¿Se entiende qué significa cuando se dice que Ida Vitale es la última representante de la Generación del 45? ¿Se entiende lo que era esa especie? ¿Se entiende que estamos hablando de que en un momento, en pleno frente cultural de la Guerra Fría, tres grandes centros emisores de la cultura latinoamericana, los tres de diferente signo, estaban conducidos por tres ejemplares de esa generación? En París, Emir Rodríguez Monegal como la apuesta de un Occidente que financiaba su polémica revista Mundo Nuevo. En La Habana, Mario Benedetti construía el ala literaria de Casa de las Américas como el espacio de encuentro de los intelectuales de izquierda. Y en la Caracas de los no alineados, Ángel Rama levantaba esa catedral de las letras de América que fue la Biblioteca Ayacucho. ¿Se entiende que lo mejor de la literatura, el pensamiento y la política (desde Ernesto Guevara hasta Mario Vargas Llosa) miraba hacia Marcha, el semanario emblema de esa generación?

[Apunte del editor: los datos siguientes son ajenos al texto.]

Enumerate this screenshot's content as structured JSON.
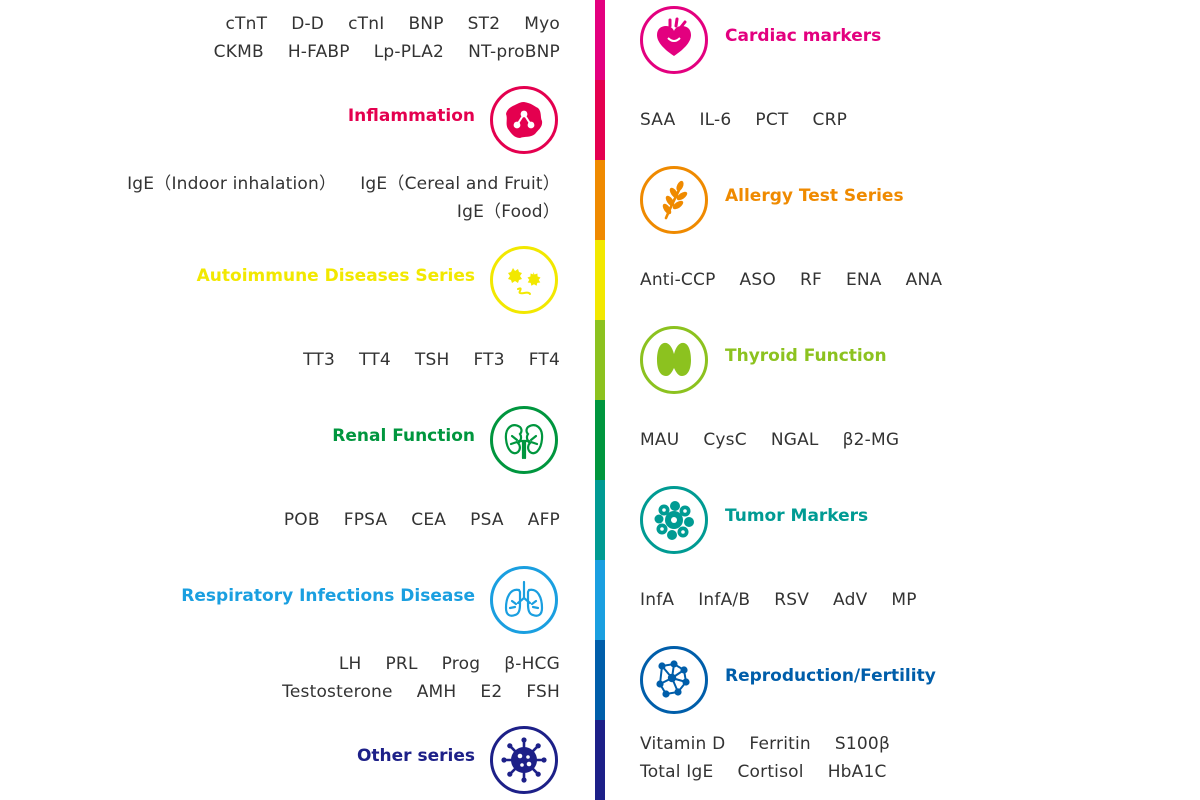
{
  "categories": [
    {
      "label": "Cardiac markers",
      "color": "#e3007f",
      "icon": "heart-icon",
      "side": "right",
      "tests": [
        [
          "cTnT",
          "D-D",
          "cTnI",
          "BNP",
          "ST2",
          "Myo"
        ],
        [
          "CKMB",
          "H-FABP",
          "Lp-PLA2",
          "NT-proBNP"
        ]
      ]
    },
    {
      "label": "Inflammation",
      "color": "#e4004f",
      "icon": "inflammation-cell-icon",
      "side": "left",
      "tests": [
        [
          "SAA",
          "IL-6",
          "PCT",
          "CRP"
        ]
      ]
    },
    {
      "label": "Allergy Test Series",
      "color": "#ef8a00",
      "icon": "wheat-icon",
      "side": "right",
      "tests": [
        [
          "IgE（Indoor inhalation）",
          "IgE（Cereal and Fruit）"
        ],
        [
          "IgE（Food）"
        ]
      ]
    },
    {
      "label": "Autoimmune Diseases Series",
      "color": "#f2e800",
      "icon": "face-icon",
      "side": "left",
      "tests": [
        [
          "Anti-CCP",
          "ASO",
          "RF",
          "ENA",
          "ANA"
        ]
      ]
    },
    {
      "label": "Thyroid Function",
      "color": "#8cc21f",
      "icon": "thyroid-icon",
      "side": "right",
      "tests": [
        [
          "TT3",
          "TT4",
          "TSH",
          "FT3",
          "FT4"
        ]
      ]
    },
    {
      "label": "Renal Function",
      "color": "#00963e",
      "icon": "kidney-icon",
      "side": "left",
      "tests": [
        [
          "MAU",
          "CysC",
          "NGAL",
          "β2-MG"
        ]
      ]
    },
    {
      "label": "Tumor Markers",
      "color": "#009b93",
      "icon": "tumor-cells-icon",
      "side": "right",
      "tests": [
        [
          "POB",
          "FPSA",
          "CEA",
          "PSA",
          "AFP"
        ]
      ]
    },
    {
      "label": "Respiratory Infections Disease",
      "color": "#1a9fe0",
      "icon": "lungs-icon",
      "side": "left",
      "tests": [
        [
          "InfA",
          "InfA/B",
          "RSV",
          "AdV",
          "MP"
        ]
      ]
    },
    {
      "label": "Reproduction/Fertility",
      "color": "#005eaa",
      "icon": "molecule-icon",
      "side": "right",
      "tests": [
        [
          "LH",
          "PRL",
          "Prog",
          "β-HCG"
        ],
        [
          "Testosterone",
          "AMH",
          "E2",
          "FSH"
        ]
      ]
    },
    {
      "label": "Other series",
      "color": "#1d2088",
      "icon": "virus-icon",
      "side": "left",
      "tests": [
        [
          "Vitamin D",
          "Ferritin",
          "S100β"
        ],
        [
          "Total IgE",
          "Cortisol",
          "HbA1C"
        ]
      ]
    }
  ]
}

Si se entiende eso, pero se lo entiende mal, podría pensarse que el Premio Cervantes que acaba de ganar Ida Vitale, con 95 años, es el canto de cisne de un Uruguay literario que muere. Que estaríamos ante la última tortuga galápago de las letras.

Hoy es más difícil hablar de generaciones. La del 45 fue “la demasiado poderosa”. La del 60 pudo estar a su altura, no en espesor intelectual, pero sí en cojones y ovarios (y dio grandes poetas, aún activos, como Alfredo Fressia y Circe Maia). La del 83 tuvo como expresión poética grupos como Ediciones de Uno o Fabla, y esa excepción llamada Aldo Mazzucchelli. La siguiente, que para seguir el juego de los números habría que denominar del 86, aún está construyendo su obra o su olvido. Si hablamos de un proyecto generacional común (crítica la del 45, transformadora la del 60, restauradora de las libertades la del 83, parricida la del 86), es prematuro conceptualizar hacia más adelante. Lo que no hay es desierto.

La delegación uruguaya de este año enviada al festival de poesía que se realiza como parte de la Feria del Libro de Buenos Aires (y cuyos invitados, últimamente, son lo más parecido a un canon de la buena poesía actual de esta banda del río) mostró, este fin de semana, que acaba de terminar, la persistencia de una llama. Delegación de hijas tardías, nietas y bisnietas de Vitale. Dos muy buenas poetas: una nacida en 1961, Silvia Guerra; la otra, en 1974, Claudia Magliano. Y una buena poeta en formación nacida en 1989, Paula Simonetti. Sí, hay poesía de mujeres en Uruguay después de Delmira Agustini y María Eugenia Vaz Ferreira: Concepción Silva, Idea Vilariño, Orfila Bardesio, Amanda Berenguer, Marosa di Giorgio, Teresa Amy, Circe Maia, Cristina Peri Rossi, Tatiana Oroño, Melba Guariglia, Mariella Nigro, Melisa Machado (y siguen firmas). Todas parte de un fértil cardumen y, a la vez, cada una de ellas –como todo buen poeta– la primera y la última de su especie.